= Rule of least power =

Programming principle

In programming, the rule of least power is a design principle that
"suggests choosing the least powerful [computer] language suitable for a given purpose". Stated alternatively, given a choice among computer languages, classes of which range from descriptive (or declarative) to procedural, the less procedural, more descriptive the language one chooses, the more one can do with the data stored in that language.

This rule is an application of the principle of least privilege to protocol design. The Rule of Least Power is an example in context of the centuries older principle known as Occam's razor in philosophy. In particular, arguments for and against the Rule of Least Power are subject to the same analysis as for Occam's razor.

==Rationale==
Originally proposed as an axiom of good design, the term is an extension of the KISS principle applied to choosing among a range of languages ranging from
- the plainly descriptive ones (such as the content of most databases, or progressive enhancement on the web),
- logical languages of limited propositional logic (such as access control lists),
- declarative languages on the verge of being Turing-complete,
- those that are in fact Turing-complete though one is led not to use them that way (XSLT, SQL),
- those that are functional and Turing-complete general-purpose programming languages, to
- those that are "unashamedly imperative".

As explained by Tim Berners-Lee:

Computer Science in the 1960s to 80s spent a lot of effort making languages that were as powerful as possible. Nowadays we have to appreciate the reasons for picking not the most powerful solution but the least powerful. The reason for this is that the less powerful the language, the more you can do with the data stored in that language.

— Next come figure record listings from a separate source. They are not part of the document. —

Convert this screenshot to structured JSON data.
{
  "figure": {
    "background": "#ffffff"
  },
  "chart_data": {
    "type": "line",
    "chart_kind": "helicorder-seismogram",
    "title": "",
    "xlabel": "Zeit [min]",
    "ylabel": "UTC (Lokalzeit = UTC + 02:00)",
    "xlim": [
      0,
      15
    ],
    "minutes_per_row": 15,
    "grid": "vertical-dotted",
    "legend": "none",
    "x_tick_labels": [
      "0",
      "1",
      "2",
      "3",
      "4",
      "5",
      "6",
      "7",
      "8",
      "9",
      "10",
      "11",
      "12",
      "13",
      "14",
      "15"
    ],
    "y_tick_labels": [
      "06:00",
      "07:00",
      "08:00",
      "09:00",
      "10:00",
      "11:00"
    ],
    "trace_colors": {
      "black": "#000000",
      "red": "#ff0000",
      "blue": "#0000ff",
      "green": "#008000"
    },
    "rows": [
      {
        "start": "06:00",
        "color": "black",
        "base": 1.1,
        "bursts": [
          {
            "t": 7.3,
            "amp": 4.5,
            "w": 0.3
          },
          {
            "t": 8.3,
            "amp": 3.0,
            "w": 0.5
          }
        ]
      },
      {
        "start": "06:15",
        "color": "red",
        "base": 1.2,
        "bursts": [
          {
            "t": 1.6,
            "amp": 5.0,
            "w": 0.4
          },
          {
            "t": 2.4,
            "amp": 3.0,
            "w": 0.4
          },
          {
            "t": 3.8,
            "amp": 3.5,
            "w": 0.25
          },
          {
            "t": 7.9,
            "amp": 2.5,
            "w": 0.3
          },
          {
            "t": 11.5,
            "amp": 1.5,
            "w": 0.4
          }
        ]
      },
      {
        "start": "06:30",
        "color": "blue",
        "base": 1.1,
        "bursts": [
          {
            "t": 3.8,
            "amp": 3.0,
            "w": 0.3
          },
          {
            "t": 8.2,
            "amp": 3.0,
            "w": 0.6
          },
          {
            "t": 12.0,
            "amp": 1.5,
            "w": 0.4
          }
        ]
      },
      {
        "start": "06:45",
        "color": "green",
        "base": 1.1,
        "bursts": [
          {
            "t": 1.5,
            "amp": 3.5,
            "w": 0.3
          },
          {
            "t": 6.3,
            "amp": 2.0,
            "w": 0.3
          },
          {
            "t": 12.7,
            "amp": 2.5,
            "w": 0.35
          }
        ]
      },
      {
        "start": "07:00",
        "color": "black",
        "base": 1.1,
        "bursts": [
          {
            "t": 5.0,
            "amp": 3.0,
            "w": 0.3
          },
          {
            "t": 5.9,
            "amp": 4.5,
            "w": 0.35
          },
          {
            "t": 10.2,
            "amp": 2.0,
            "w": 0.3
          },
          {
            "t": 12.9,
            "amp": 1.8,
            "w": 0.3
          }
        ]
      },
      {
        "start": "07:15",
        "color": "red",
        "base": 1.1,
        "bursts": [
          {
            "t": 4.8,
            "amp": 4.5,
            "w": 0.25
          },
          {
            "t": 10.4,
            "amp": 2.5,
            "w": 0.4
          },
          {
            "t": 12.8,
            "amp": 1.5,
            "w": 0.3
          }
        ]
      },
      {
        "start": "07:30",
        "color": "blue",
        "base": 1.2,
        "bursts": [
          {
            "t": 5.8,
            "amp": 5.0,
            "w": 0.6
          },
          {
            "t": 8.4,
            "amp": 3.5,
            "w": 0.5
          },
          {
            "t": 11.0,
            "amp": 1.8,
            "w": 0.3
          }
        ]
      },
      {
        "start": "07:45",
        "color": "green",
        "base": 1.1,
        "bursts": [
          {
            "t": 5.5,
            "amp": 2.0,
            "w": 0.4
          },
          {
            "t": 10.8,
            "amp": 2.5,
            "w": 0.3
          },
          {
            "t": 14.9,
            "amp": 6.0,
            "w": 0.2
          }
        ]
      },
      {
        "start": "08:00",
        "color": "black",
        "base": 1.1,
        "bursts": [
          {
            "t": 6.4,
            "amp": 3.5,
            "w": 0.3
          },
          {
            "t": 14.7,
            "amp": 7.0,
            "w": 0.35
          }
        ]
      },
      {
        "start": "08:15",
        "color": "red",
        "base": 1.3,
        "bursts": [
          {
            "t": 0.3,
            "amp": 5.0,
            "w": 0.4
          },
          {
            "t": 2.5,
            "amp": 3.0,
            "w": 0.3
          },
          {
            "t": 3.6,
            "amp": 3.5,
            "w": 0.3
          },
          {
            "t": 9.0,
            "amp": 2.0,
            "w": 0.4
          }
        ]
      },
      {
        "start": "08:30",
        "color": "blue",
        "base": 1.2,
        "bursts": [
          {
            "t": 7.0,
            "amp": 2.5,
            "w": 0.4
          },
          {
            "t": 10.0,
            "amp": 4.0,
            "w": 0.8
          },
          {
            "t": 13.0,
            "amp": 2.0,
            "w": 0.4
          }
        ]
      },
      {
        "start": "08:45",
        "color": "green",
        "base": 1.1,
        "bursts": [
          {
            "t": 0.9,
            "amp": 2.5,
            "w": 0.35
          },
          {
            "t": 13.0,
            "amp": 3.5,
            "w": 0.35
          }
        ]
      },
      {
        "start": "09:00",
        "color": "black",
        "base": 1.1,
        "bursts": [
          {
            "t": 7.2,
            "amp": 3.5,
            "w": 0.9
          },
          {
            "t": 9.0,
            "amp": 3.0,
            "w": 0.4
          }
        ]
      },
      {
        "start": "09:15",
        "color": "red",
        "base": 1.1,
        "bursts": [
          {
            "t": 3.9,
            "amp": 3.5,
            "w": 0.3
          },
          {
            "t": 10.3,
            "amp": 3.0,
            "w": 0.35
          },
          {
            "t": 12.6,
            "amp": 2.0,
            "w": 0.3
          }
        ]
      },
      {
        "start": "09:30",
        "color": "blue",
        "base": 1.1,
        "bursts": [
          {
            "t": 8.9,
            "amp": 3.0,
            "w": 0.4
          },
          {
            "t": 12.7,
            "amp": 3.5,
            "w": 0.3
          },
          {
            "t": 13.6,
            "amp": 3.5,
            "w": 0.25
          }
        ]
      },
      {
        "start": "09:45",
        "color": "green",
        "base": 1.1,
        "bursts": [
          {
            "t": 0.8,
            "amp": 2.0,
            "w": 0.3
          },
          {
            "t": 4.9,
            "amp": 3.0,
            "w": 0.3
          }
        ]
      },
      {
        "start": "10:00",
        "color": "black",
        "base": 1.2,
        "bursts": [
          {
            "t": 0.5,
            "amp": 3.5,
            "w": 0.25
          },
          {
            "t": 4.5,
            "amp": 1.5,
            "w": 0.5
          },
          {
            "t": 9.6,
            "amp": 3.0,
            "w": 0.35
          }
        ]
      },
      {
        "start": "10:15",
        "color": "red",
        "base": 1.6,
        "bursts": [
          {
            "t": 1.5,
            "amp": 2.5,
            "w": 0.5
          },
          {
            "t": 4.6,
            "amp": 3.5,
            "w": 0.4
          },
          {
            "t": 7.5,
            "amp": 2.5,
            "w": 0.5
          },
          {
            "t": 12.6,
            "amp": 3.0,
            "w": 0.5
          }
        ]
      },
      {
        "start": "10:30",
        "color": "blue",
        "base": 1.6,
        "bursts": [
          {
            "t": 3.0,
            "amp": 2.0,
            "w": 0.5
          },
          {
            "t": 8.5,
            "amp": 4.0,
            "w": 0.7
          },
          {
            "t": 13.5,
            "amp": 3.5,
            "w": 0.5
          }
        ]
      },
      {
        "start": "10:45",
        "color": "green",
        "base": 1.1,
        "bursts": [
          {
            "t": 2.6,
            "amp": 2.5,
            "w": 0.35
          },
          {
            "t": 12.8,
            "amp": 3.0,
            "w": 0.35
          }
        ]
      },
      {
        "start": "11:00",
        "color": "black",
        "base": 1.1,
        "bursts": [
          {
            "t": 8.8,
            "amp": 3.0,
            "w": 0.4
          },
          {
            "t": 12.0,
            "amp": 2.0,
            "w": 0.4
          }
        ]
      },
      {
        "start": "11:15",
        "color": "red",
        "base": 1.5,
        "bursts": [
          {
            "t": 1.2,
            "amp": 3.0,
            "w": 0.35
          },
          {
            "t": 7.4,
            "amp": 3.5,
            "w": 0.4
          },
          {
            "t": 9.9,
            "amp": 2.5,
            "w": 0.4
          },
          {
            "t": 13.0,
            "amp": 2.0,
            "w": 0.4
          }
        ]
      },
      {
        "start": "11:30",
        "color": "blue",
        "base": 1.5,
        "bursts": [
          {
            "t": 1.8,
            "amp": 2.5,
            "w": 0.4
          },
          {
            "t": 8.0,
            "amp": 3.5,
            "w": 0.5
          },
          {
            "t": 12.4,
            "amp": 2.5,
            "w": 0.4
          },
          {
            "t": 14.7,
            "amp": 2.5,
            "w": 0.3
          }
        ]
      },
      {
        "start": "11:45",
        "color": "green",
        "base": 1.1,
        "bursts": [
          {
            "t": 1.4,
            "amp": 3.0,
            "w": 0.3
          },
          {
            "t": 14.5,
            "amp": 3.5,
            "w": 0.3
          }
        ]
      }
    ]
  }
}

If you write it in a simple declarative form, anyone can write a program to analyze it in many ways. The Semantic Web is an attempt, largely, to map large quantities of existing data onto a common language so that the data can be analyzed in ways never dreamed of by its creators. If, for example, a web page with weather data has RDF describing that data, a user can retrieve it as a table, perhaps average it, plot it, deduce things from it in combination with other information. At the other end of the scale is the weather information portrayed by the cunning Java applet. While this might allow a very cool user interface, it cannot be analyzed at all. The search engine finding the page will have no idea of what the data is or what it is about. The only way to find out what a Java applet means is to set it running in front of a person.